When Sarah Kane's first play Blasted was staged in 1995, it provoked the kind of critical backlash not seen in British theatre since the 1960s.

An evening of rape, torture, cannibalism and murder provoked by the war in Bosnia but set in a London hotel room, it was memorably condemned by one London reviewer as a "disgusting feast of filth".

Since the first production was seen by fewer than 1,000 people (including Harold Pinter, who sent Kane a personal fan letter) it was described as one of the most talked-about and least-seen plays in theatre history.

Nevertheless, Kane's posthumous reputation - she committed suicide in 1999, after suffering from manic depression for years - is high, and her work has been extensively staged around Europe. But I can't recall her work being staged in Birmingham, where she was a student on the MA course in playwrighting at Birmingham University, until now.

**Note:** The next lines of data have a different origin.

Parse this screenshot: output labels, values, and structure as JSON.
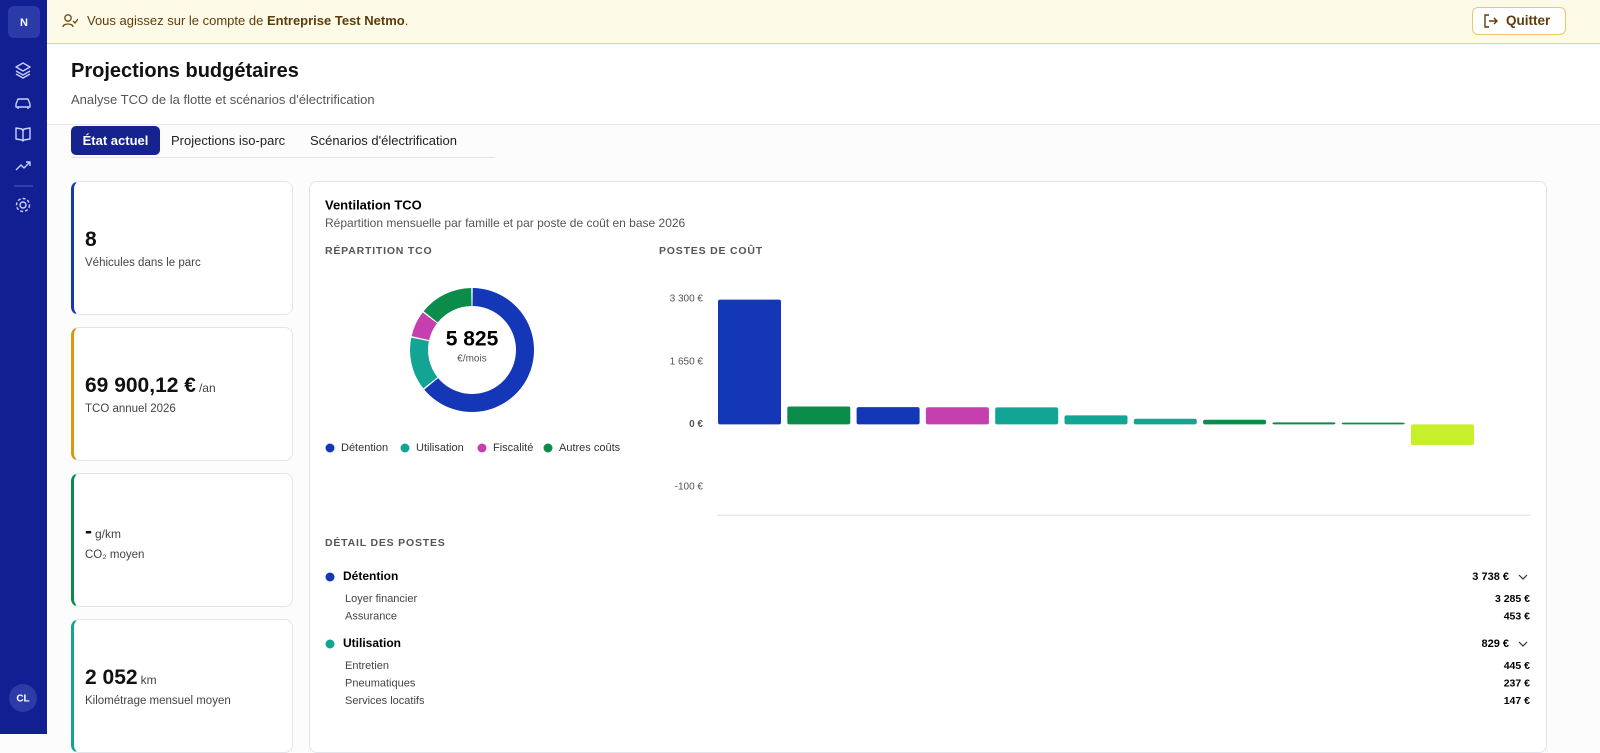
{
  "banner": {
    "text": "Vous agissez sur le compte de",
    "account": "Entreprise Test Netmo",
    "suffix": ".",
    "button": "Quitter"
  },
  "sidebar": {
    "logo": "N",
    "user": "CL"
  },
  "header": {
    "title": "Projections budgétaires",
    "subtitle": "Analyse TCO de la flotte et scénarios d'électrification"
  },
  "tabs": [
    "État actuel",
    "Projections iso-parc",
    "Scénarios d'électrification"
  ],
  "kpis": [
    {
      "value": "8",
      "label": "Véhicules dans le parc"
    },
    {
      "value": "69 900,12 €",
      "unit": "/an",
      "label": "TCO annuel 2026"
    },
    {
      "value": "-",
      "unit": "g/km",
      "label": "CO₂ moyen"
    },
    {
      "value": "2 052",
      "unit": "km",
      "label": "Kilométrage mensuel moyen"
    }
  ],
  "panel": {
    "title": "Ventilation TCO",
    "subtitle": "Répartition mensuelle par famille et par poste de coût en base 2026"
  },
  "chart_data": [
    {
      "type": "donut",
      "title": "RÉPARTITION TCO",
      "center_value": "5 825",
      "center_unit": "€/mois",
      "categories": [
        "Détention",
        "Utilisation",
        "Fiscalité",
        "Autres coûts"
      ],
      "values": [
        3738,
        829,
        417,
        841
      ],
      "colors": [
        "#1437b8",
        "#13a594",
        "#c53fae",
        "#0b8c4a"
      ]
    },
    {
      "type": "bar",
      "title": "POSTES DE COÛT",
      "values": [
        3285,
        470,
        453,
        450,
        445,
        237,
        147,
        120,
        50,
        45,
        -33
      ],
      "colors": [
        "#1437b8",
        "#0b8c4a",
        "#1437b8",
        "#c53fae",
        "#13a594",
        "#13a594",
        "#13a594",
        "#0b8c4a",
        "#0b8c4a",
        "#0b8c4a",
        "#c8f02a"
      ],
      "ylim": [
        -145,
        3450
      ],
      "yticks": [
        {
          "value": 3300,
          "label": "3 300 €"
        },
        {
          "value": 1650,
          "label": "1 650 €"
        },
        {
          "value": 0,
          "label": "0 €"
        },
        {
          "value": -100,
          "label": "-100 €"
        }
      ]
    }
  ],
  "details": {
    "title": "DÉTAIL DES POSTES",
    "groups": [
      {
        "name": "Détention",
        "total": "3 738 €",
        "items": [
          {
            "name": "Loyer financier",
            "value": "3 285 €"
          },
          {
            "name": "Assurance",
            "value": "453 €"
          }
        ]
      },
      {
        "name": "Utilisation",
        "total": "829 €",
        "items": [
          {
            "name": "Entretien",
            "value": "445 €"
          },
          {
            "name": "Pneumatiques",
            "value": "237 €"
          },
          {
            "name": "Services locatifs",
            "value": "147 €"
          }
        ]
      }
    ]
  }
}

If the play itself is an uncomfortable experience, there may be an additional layer of potential discomfort in the fact that the production which opens tonight at Birmingham Rep's studio, The Door, is presented by Graeae Theatre Company, the company dedicated to presenting the work of disabled theatre practitioners.

Having been founded in 1981, Graeae Theatre is celebrating its 25th birthday this year.

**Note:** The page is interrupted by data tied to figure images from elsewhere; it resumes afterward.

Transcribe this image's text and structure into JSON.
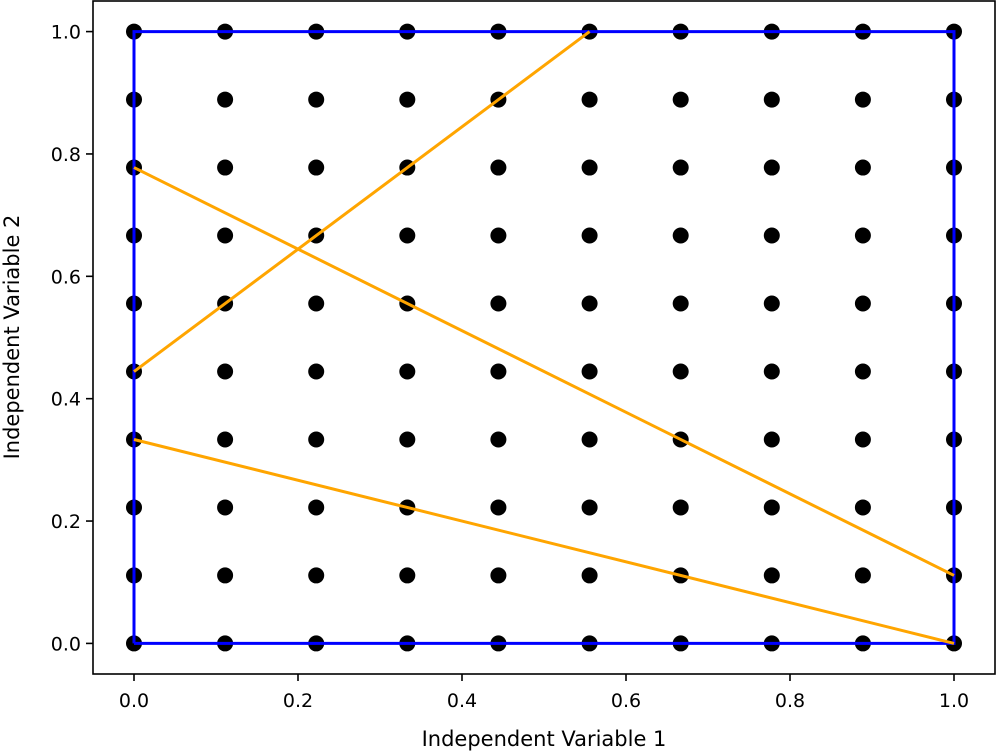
{
  "chart_data": {
    "type": "scatter",
    "title": "",
    "xlabel": "Independent Variable 1",
    "ylabel": "Independent Variable 2",
    "xlim": [
      -0.05,
      1.05
    ],
    "ylim": [
      -0.05,
      1.05
    ],
    "xticks": [
      "0.0",
      "0.2",
      "0.4",
      "0.6",
      "0.8",
      "1.0"
    ],
    "yticks": [
      "0.0",
      "0.2",
      "0.4",
      "0.6",
      "0.8",
      "1.0"
    ],
    "grid": false,
    "grid_points": {
      "x": [
        0,
        0.1111,
        0.2222,
        0.3333,
        0.4444,
        0.5556,
        0.6667,
        0.7778,
        0.8889,
        1.0
      ],
      "y": [
        0,
        0.1111,
        0.2222,
        0.3333,
        0.4444,
        0.5556,
        0.6667,
        0.7778,
        0.8889,
        1.0
      ],
      "color": "#000000"
    },
    "boundary": {
      "x": [
        0,
        1,
        1,
        0,
        0
      ],
      "y": [
        0,
        0,
        1,
        1,
        0
      ],
      "color": "#0000ff"
    },
    "lines": [
      {
        "x": [
          0,
          0.5556
        ],
        "y": [
          0.4444,
          1.0
        ],
        "color": "#ffa500"
      },
      {
        "x": [
          0,
          1.0
        ],
        "y": [
          0.7778,
          0.1111
        ],
        "color": "#ffa500"
      },
      {
        "x": [
          0,
          1.0
        ],
        "y": [
          0.3333,
          0.0
        ],
        "color": "#ffa500"
      }
    ]
  }
}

"The aim was then, as it is now, to profile the skills and excellence of disabled actors, directors and writers," says artistic director Jenny Sealey.

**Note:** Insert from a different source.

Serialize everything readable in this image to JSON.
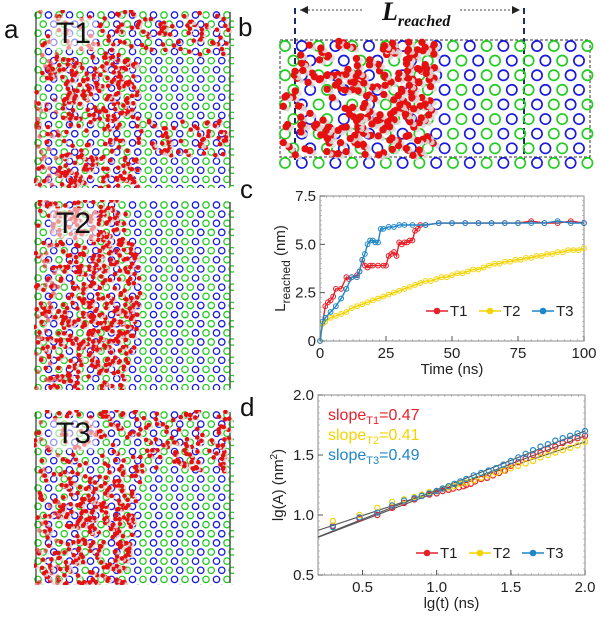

"The physical climate has changed in the development of new fully accessible arts centres which give Graeae a platform for the work, but there is still a long way to go to change the attitudinal barriers within the creative industry, which is why Graeae has continued to exist into the 21st century."

Sealey is herself deaf, so our interview was conducted via email.

"There are so few companies that have disabled people at the helm, and this is what sets us apart from companies that are led by non-disabled people for disabled actors. There is a big difference!"

"I am extremely privileged to work with some of the most skilled actors who challenge me far more than non-disabled actors. We are a company who work with what we have rather than what we do not have and I do think I would be bored working in a different framework."

What made the company decide to tackle Kane's controversial play?

"I have always known about Blasted, but I did not really discover the play until recently when I worked on it with two blind directors and a team of actors. We found the play lent itself perfectly to the Graeae aesthetic, and provided fascinating opportunities for us to take a creative approach to interpreting otherwise non-verbal communication within the script.

"Sarah Kane forced the world to listen to atrocities happening in the world. People do not like being told! Kane tired to challenge and change this apathy.

"At Graeae my role is to place disabled actors on stage and claim our right to be there. Again people do not like being told. Audience and critics have, in the not too distant past, voiced their disgust at seeing a 'deformed person' on stage and a few producing houses are still genuinely concerned about employed disabled people for fear of upsetting their audiences.

"Things are slowly changing but still much of what Graeae is about is using theatre to challenge and change attitudinal barriers."

So how does she rate this play and Sarah Kane's work in general?

"My take on Blasted is that it is an uncomfortable play in that Kane unleashed a vile recognition that we all could potentially take the same journey as the characters in the play. The war within a safe hotel is a microcosm of the wars in Bosnia and now Iraq. We live in a violently brutal world and we refuse to admit it both home and away.

"Kane allowed the unsaid to be said. Each of her plays venture into a whole new dramatic sphere. Blasted is perhaps her most linear narrative. She has written plays that challenge directors, actors and designers in a way that feel almost impossible and you are constantly thinking how an earth can you achieve what it is she wanted.

"She is a maverick who is a director's writer because within the impossiblity is the weird security that all the clues are there and she somehow navigates you through your own personal journey and gives you the freedom to 'just do'. Her plays are like a gift."

As well as a collaboration with Glasgow-based Suspect Culture on a play about the complexity of communication in a hearing and deaf world, Graeae's plans for 2007 includes a reworking of the Snow White fairy tale for seven years upwards and a new play by Richard Cameron which chart's disabled women's war efforts and their lives within John Grooms institutes.

"There is no violence in either of these plays, but they are both rooted within the cultural heritage of disabled people, which by-and-large is an invisible part of history," says Sealey.

* Graeae Theatre Company presents Blasted at The Door, Birmingham Repertory Theatre from tonight until Saturday (Box office: 0121 236 4455).